So is red meat good or bad for you? If the answer were only that simple.
A team of international researchers recently rattled the nutrition world by saying there isn’t enough evidence to tell people to cut back on red or processed meat, seemingly contradicting advice from prominent health experts and groups including the American Cancer Society and American Heart Association.But the researchers didn’t say people should eat more meat, or that it’s healthy. No new studies were conducted, and they reported no new understanding of meat’s effects on the body. Instead, the papers offer a new approach to giving advice about food and health — and a rebuke to how it’s often done.
The dispute lays bare problems with nutrition research long acknowledged in the scientific world: Nutrition studies are almost never conclusive, and whatever supposed risk and benefits there are to any food are often oversimplified.
“People like bumper sticker guidance,” said Dr.

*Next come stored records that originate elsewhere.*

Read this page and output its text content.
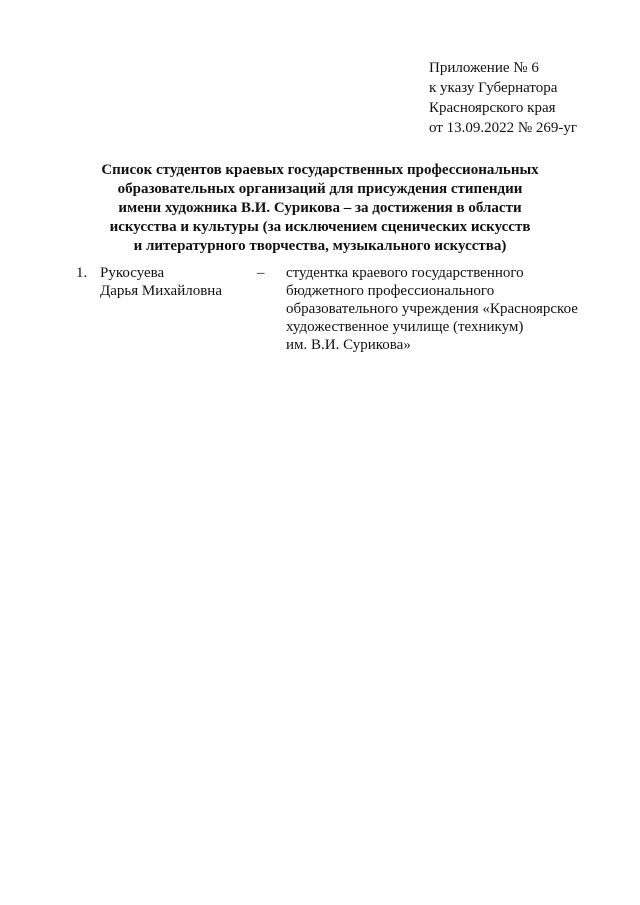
Приложение № 6
к указу Губернатора
Красноярского края
от 13.09.2022 № 269-уг
Список студентов краевых государственных профессиональных
образовательных организаций для присуждения стипендии
имени художника В.И. Сурикова – за достижения в области
искусства и культуры (за исключением сценических искусств
и литературного творчества, музыкального искусства)
1. Рукосуева
Дарья Михайловна
– студентка краевого государственного
бюджетного профессионального
образовательного учреждения «Красноярское
художественное училище (техникум)
им. В.И. Сурикова»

Walter Willett, a professor of nutrition at Harvard who has led studies tying meat to bad health.
Now health experts are wrestling with how solid scientific findings should be before guidance is issued, how to address biases that might skew conclusions and whether the pleasure we get from eating should be considered.

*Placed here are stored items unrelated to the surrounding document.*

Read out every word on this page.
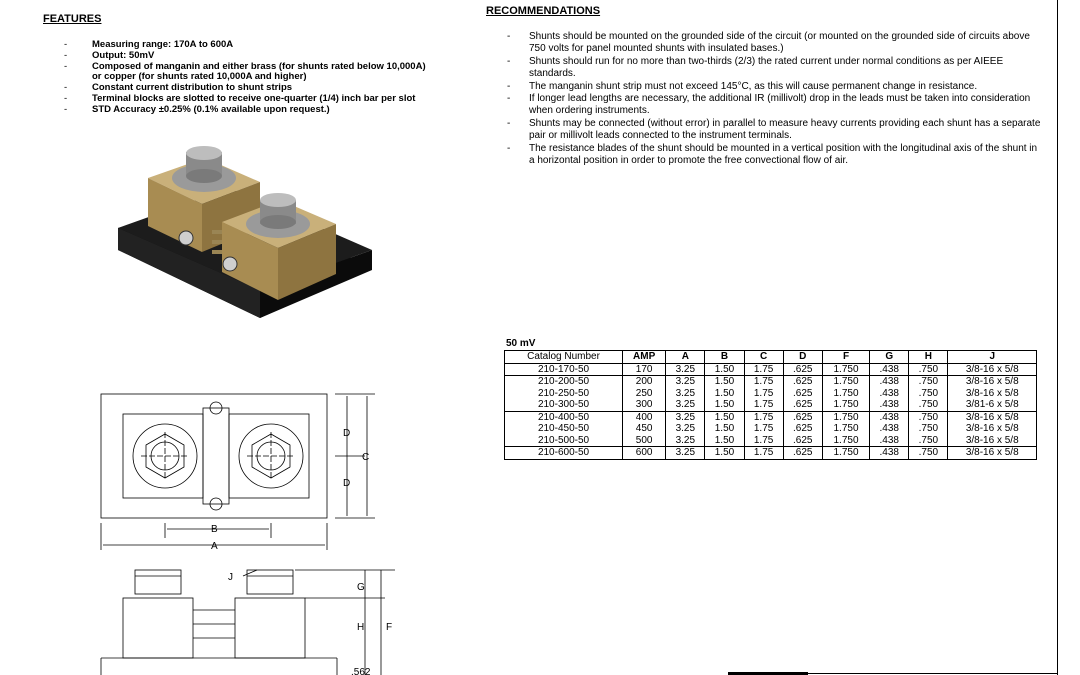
FEATURES
- Measuring range: 170A to 600A
- Output: 50mV
- Composed of manganin and either brass (for shunts rated below 10,000A)
or copper (for shunts rated 10,000A and higher)
- Constant current distribution to shunt strips
- Terminal blocks are slotted to receive one-quarter (1/4) inch bar per slot
- STD Accuracy ±0.25% (0.1% available upon request.)
RECOMMENDATIONS
- Shunts should be mounted on the grounded side of the circuit (or mounted on the grounded side of circuits above 750 volts for panel mounted shunts with insulated bases.)
- Shunts should run for no more than two-thirds (2/3) the rated current under normal conditions as per AIEEE standards.
- The manganin shunt strip must not exceed 145°C, as this will cause permanent change in resistance.
- If longer lead lengths are necessary, the additional IR (millivolt) drop in the leads must be taken into consideration when ordering instruments.
- Shunts may be connected (without error) in parallel to measure heavy currents providing each shunt has a separate pair or millivolt leads connected to the instrument terminals.
- The resistance blades of the shunt should be mounted in a vertical position with the longitudinal axis of the shunt in a horizontal position in order to promote the free convectional flow of air.
D
D
C
B
A
J
G
H F
.562
50 mV
Catalog Number	AMP	A	B	C	D	F	G	H	J
210-170-50	170	3.25	1.50	1.75	.625	1.750	.438	.750	3/8-16 x 5/8
210-200-50	200	3.25	1.50	1.75	.625	1.750	.438	.750	3/8-16 x 5/8
210-250-50	250	3.25	1.50	1.75	.625	1.750	.438	.750	3/8-16 x 5/8
210-300-50	300	3.25	1.50	1.75	.625	1.750	.438	.750	3/81-6 x 5/8
210-400-50	400	3.25	1.50	1.75	.625	1.750	.438	.750	3/8-16 x 5/8
210-450-50	450	3.25	1.50	1.75	.625	1.750	.438	.750	3/8-16 x 5/8
210-500-50	500	3.25	1.50	1.75	.625	1.750	.438	.750	3/8-16 x 5/8
210-600-50	600	3.25	1.50	1.75	.625	1.750	.438	.750	3/8-16 x 5/8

The scrutiny is likely to spill over to other dietary advice as obesity becomes an ever more critical public health concern, and people become increasingly frustrated with flip-flopping messages.

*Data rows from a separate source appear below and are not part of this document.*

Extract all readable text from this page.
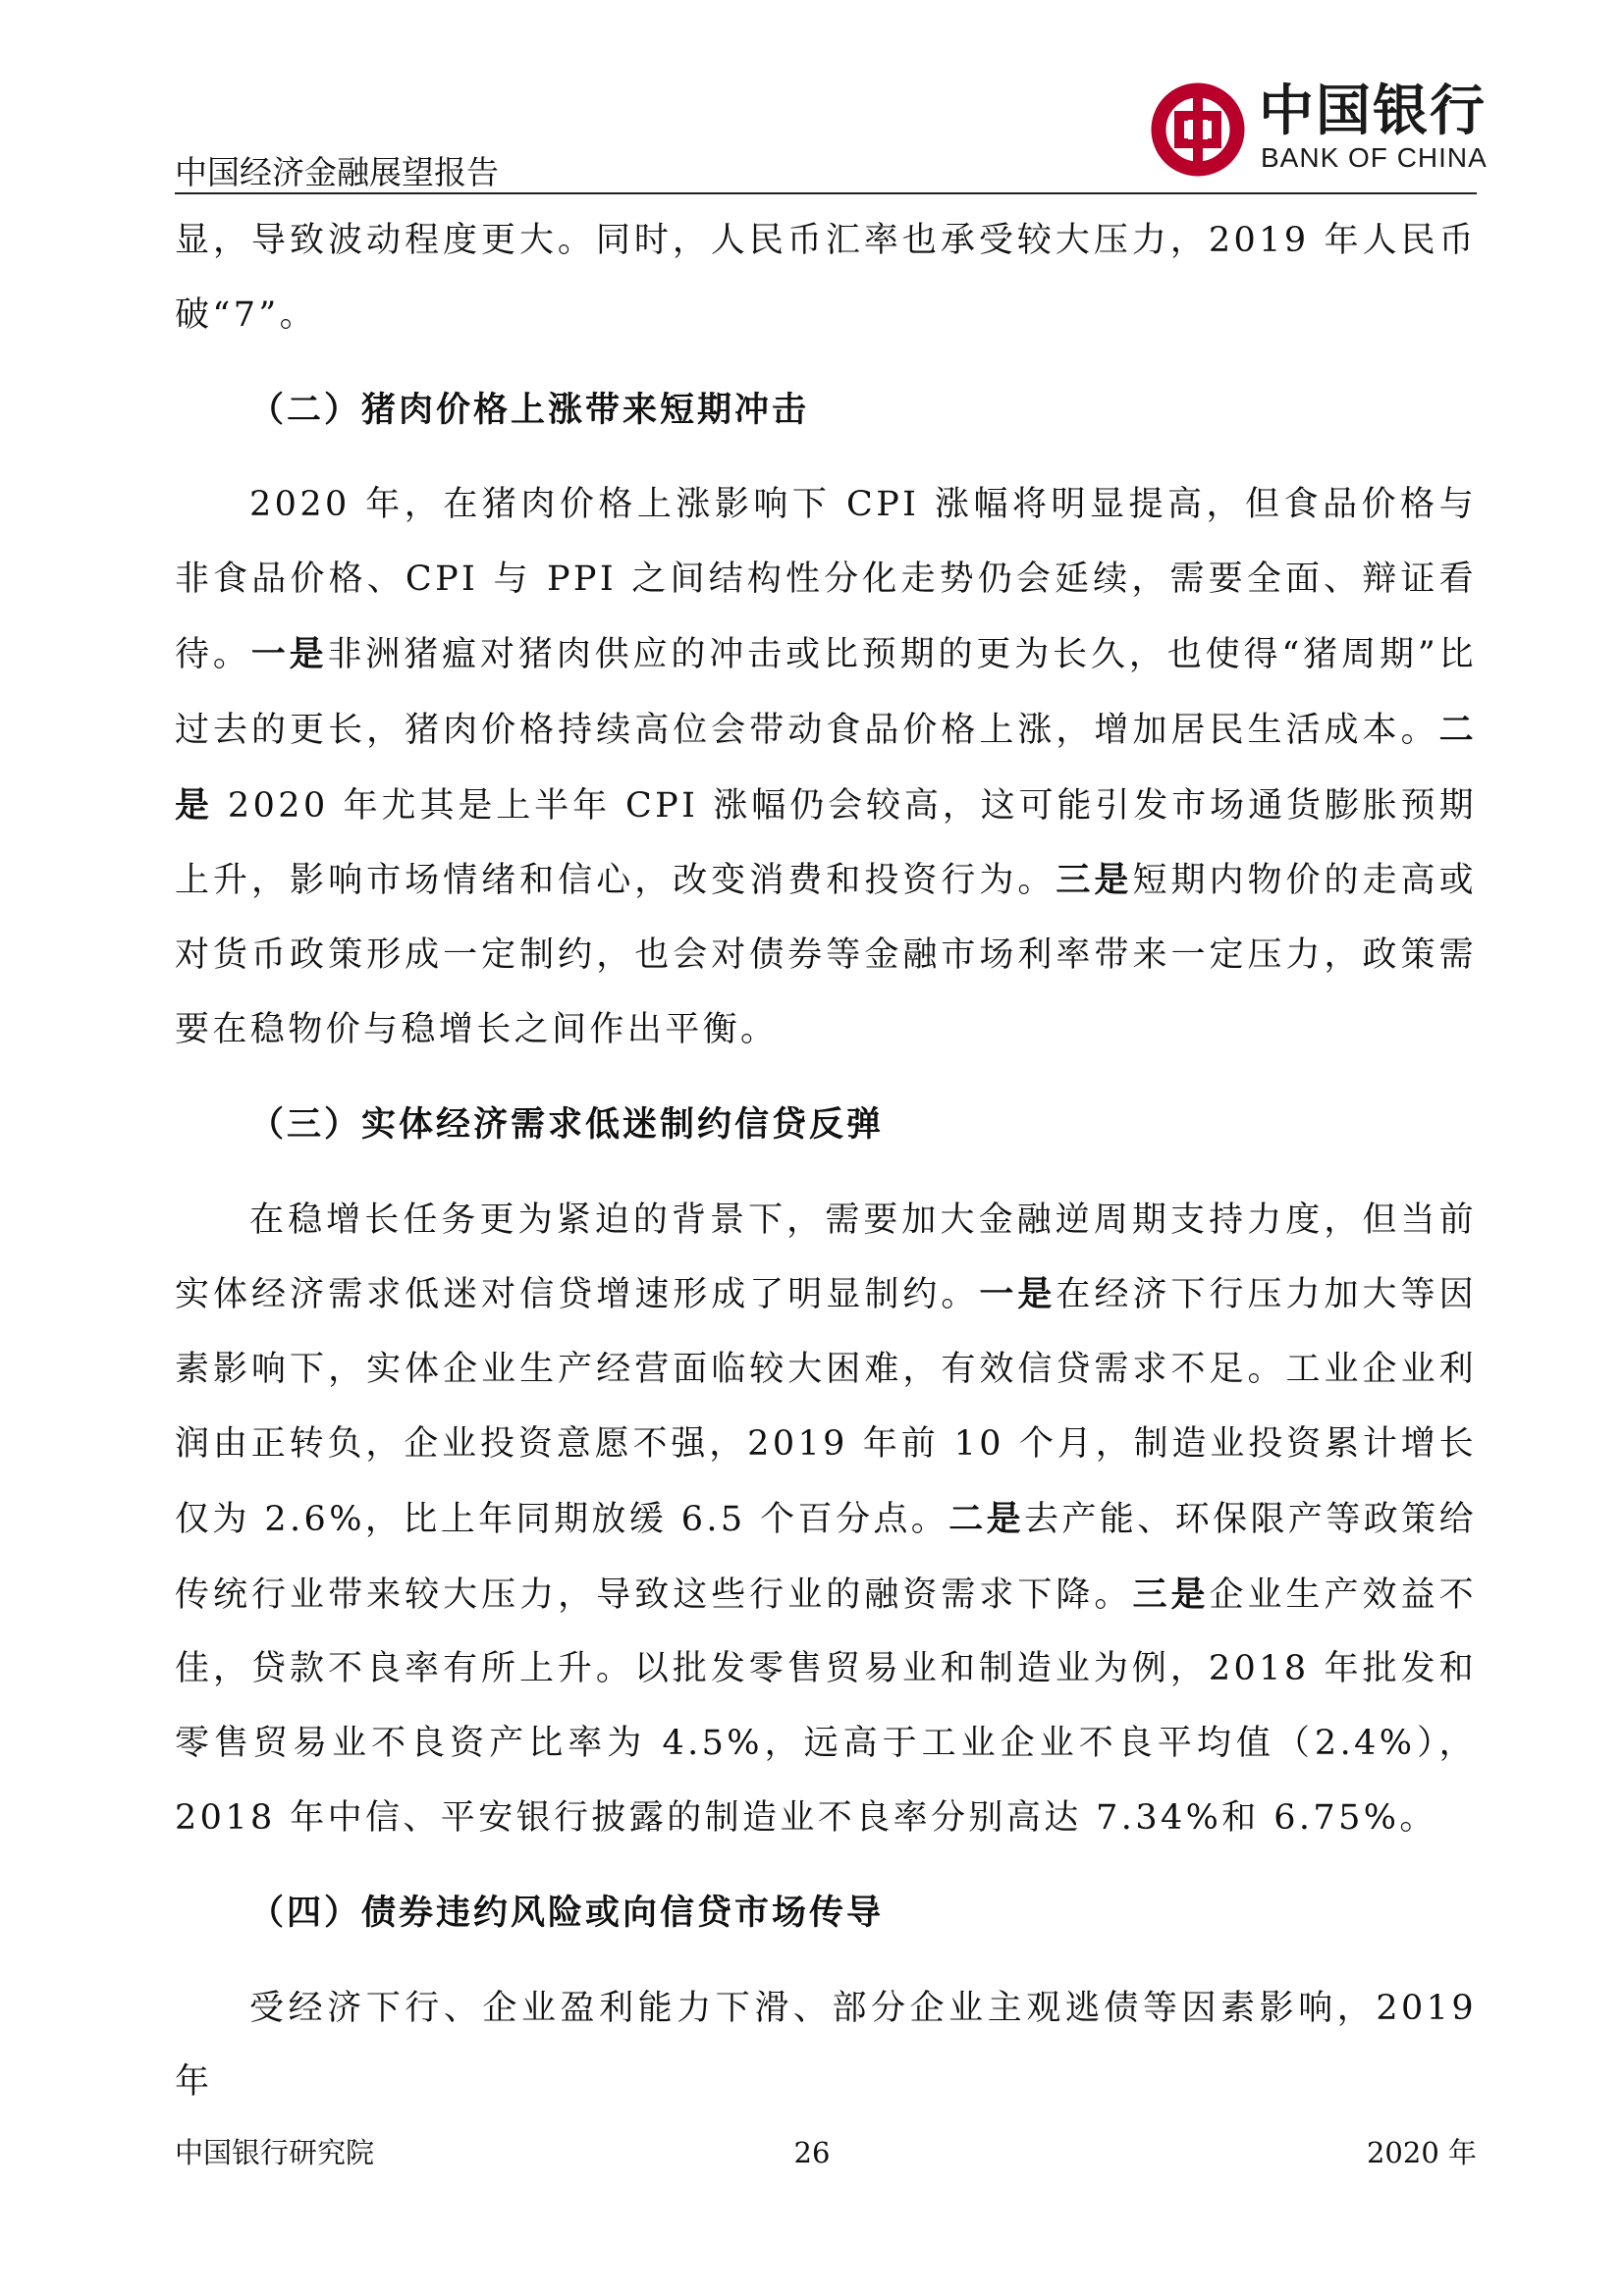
中国经济金融展望报告
中国银行
BANK OF CHINA

显，导致波动程度更大。同时，人民币汇率也承受较大压力，2019 年人民币破“7”。

（二）猪肉价格上涨带来短期冲击

2020 年，在猪肉价格上涨影响下 CPI 涨幅将明显提高，但食品价格与非食品价格、CPI 与 PPI 之间结构性分化走势仍会延续，需要全面、辩证看待。一是非洲猪瘟对猪肉供应的冲击或比预期的更为长久，也使得“猪周期”比过去的更长，猪肉价格持续高位会带动食品价格上涨，增加居民生活成本。二是 2020 年尤其是上半年 CPI 涨幅仍会较高，这可能引发市场通货膨胀预期上升，影响市场情绪和信心，改变消费和投资行为。三是短期内物价的走高或对货币政策形成一定制约，也会对债券等金融市场利率带来一定压力，政策需要在稳物价与稳增长之间作出平衡。

（三）实体经济需求低迷制约信贷反弹

在稳增长任务更为紧迫的背景下，需要加大金融逆周期支持力度，但当前实体经济需求低迷对信贷增速形成了明显制约。一是在经济下行压力加大等因素影响下，实体企业生产经营面临较大困难，有效信贷需求不足。工业企业利润由正转负，企业投资意愿不强，2019 年前 10 个月，制造业投资累计增长仅为 2.6%，比上年同期放缓 6.5 个百分点。二是去产能、环保限产等政策给传统行业带来较大压力，导致这些行业的融资需求下降。三是企业生产效益不佳，贷款不良率有所上升。以批发零售贸易业和制造业为例，2018 年批发和零售贸易业不良资产比率为 4.5%，远高于工业企业不良平均值（2.4%），2018 年中信、平安银行披露的制造业不良率分别高达 7.34%和 6.75%。

（四）债券违约风险或向信贷市场传导

受经济下行、企业盈利能力下滑、部分企业主观逃债等因素影响，2019 年

中国银行研究院	26	2020 年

MEAT TWO WAYSThe papers analyzed past studies on red and processed meat and generally corroborated the links to cancers, heart disease and other bad health outcomes. But they said the chance of any benefit from eating less of them appeared small or negligible.
For every 1,000 people, for instance, cutting back on red meat by three servings a week was linked to seven fewer deaths from cancer. For some other health measures, like strokes, the difference was smaller or nonexistent.
What’s more, the researchers said there’s little certainty meat was the reason for the differences.
Uncertainty is common in nutrition research. Many studies about food and health are based on links researchers make between people’s health and what they say they eat. But that doesn’t prove one causes the other. If a thin person loves cereal and eats it nearly every day, for instance, that doesn’t mean cereal is the reason they’re thin.